Impression: Generalised cerebral atrophy with bilateral periventricular small

vessels white matter ischemia. Multiple small old cerebral lacunar infarction.

Suspicious of corticobasal degeneration.

Diagnosis

Corticobasal Degeneration (CBD), a rare neurodegenerative disorder characterized by progressive asymmetric motor and cognitive dysfunction, likely due to tauopathy.

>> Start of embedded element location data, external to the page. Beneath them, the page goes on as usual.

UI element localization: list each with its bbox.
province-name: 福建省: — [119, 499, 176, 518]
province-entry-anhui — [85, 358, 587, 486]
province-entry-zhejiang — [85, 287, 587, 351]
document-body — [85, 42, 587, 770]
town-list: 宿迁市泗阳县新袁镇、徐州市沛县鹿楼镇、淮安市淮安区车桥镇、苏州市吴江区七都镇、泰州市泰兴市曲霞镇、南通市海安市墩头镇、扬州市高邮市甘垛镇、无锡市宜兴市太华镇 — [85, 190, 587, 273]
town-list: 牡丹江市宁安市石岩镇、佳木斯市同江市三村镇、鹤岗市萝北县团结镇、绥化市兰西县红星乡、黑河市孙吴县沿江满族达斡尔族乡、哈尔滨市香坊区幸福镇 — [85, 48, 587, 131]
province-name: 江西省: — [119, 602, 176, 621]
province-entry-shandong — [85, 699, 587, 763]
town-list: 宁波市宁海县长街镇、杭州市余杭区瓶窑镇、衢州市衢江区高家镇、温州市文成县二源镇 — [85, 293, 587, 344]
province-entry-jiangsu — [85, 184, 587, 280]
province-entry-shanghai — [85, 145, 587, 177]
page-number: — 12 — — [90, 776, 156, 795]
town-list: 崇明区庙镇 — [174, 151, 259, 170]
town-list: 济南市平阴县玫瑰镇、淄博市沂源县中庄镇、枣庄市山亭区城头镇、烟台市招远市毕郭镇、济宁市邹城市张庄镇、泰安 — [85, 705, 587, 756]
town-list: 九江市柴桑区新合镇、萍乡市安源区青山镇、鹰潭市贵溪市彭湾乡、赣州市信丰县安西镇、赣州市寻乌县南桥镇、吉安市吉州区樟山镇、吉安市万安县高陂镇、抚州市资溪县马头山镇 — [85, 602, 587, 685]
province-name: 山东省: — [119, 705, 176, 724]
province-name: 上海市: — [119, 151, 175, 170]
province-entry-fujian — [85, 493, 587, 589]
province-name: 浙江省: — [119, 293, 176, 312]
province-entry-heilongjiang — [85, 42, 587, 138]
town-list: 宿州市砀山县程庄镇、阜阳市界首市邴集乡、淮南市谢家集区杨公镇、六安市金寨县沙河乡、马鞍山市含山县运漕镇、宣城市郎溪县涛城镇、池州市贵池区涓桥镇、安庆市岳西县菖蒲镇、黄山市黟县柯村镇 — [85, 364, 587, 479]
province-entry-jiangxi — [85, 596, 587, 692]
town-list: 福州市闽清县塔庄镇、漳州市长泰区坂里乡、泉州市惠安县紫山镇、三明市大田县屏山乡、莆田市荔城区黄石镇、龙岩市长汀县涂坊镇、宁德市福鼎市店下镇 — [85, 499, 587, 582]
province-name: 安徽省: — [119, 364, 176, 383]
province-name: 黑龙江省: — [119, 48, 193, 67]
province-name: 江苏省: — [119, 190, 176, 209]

Learning Points and Questions

1. What is the recommended duration for observing a patient after a trial of Madopar before scheduling a follow-up? If the drug is ineffective, when should alternative diagnoses be considered?

2. What are the key clinical manifestations of CBD, and how do they differ from other atypical parkinsonian syndromes (e.g., Progressive Supranuclear Palsy or Multiple System Atrophy)?

3. What imaging and laboratory studies are most useful in supporting a diagnosis of CBD?

4. How should discussions about the ceiling of care and end-of-life consideration be integrated throughout the patient's treatment journey?

5. What are the emerging therapeutic strategies targeting the tau protein in CBD?